I keep thinking about this: Grayhm's personal investment is both the film's greatest strength and the reason it sometimes tries to do too much in a single scene. Hard to say if a more detached director would've made a better film or just a colder one.


Where to Actually Watch It

Sheepdog is available on major OTT platforms following its theatrical run. Streaming rights shuffle constantly β€” platforms acquire and rotate titles on their own schedules β€” so the most reliable way to find where it's streaming in your region is to check the where-to-watch widget at movieott.com, which updates as platform data changes.

Don't waste time bouncing between apps trying to track it down yourself. Movie OTT aggregates streaming availability across major services and handles the heavy lifting for you.


Who Should Actually Watch This

If you've been close to someone navigating veteran trauma β€” or if you just want drama that's trying to say something real instead of just looking polished doing it β€” Sheepdog earns its 122 minutes.

Vondie Curtis-Hall alone is worth your time. The film isn't perfect. The screenplay bites off more than it can always chew. But Grayhm's commitment as writer, director, and lead actor gives it a pulse that more polished productions sometimes lack.

Start with this one cold. Don't read too much going in. Let the performances do the work.


FAQ

Q: Is Sheepdog based on a true story?

No. Steven Grayhm conducted extensive research into veteran trauma, PTSD treatment, and VA care while developing the screenplay, which gives the film a grounded, documentary-like authenticity that critics have noted.

Q: What's the rating, and is it appropriate for younger viewers?

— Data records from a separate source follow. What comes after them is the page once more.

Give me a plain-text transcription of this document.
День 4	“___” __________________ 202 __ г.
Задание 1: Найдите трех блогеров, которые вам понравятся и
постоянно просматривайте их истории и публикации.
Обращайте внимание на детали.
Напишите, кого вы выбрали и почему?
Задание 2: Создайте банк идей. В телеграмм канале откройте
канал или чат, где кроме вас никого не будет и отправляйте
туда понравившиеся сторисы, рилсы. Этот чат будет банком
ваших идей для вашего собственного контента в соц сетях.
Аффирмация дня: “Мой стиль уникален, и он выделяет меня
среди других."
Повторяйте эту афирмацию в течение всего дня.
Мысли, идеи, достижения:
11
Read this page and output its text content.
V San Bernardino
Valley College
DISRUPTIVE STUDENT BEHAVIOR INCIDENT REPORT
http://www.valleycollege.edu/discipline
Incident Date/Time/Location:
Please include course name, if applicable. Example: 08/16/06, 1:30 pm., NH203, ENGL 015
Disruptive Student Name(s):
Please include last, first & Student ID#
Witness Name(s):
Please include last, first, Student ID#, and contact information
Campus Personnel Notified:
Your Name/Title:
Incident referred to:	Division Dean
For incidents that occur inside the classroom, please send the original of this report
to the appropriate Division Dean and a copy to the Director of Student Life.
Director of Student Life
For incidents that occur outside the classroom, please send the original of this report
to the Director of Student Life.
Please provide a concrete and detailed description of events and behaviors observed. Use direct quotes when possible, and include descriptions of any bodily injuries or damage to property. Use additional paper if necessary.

R-rated. The film deals with PTSD, addiction, grief, and the psychological aftermath of combat in frank, sometimes intense ways. It's aimed at adult audiences.

Q: How long is it?

122 minutes exactly. Long enough to breathe, not so long that it overstays its welcome.

Q: How many awards has it won?

As of early 2026, 15 wins across various film awards circuits and festival recognitions.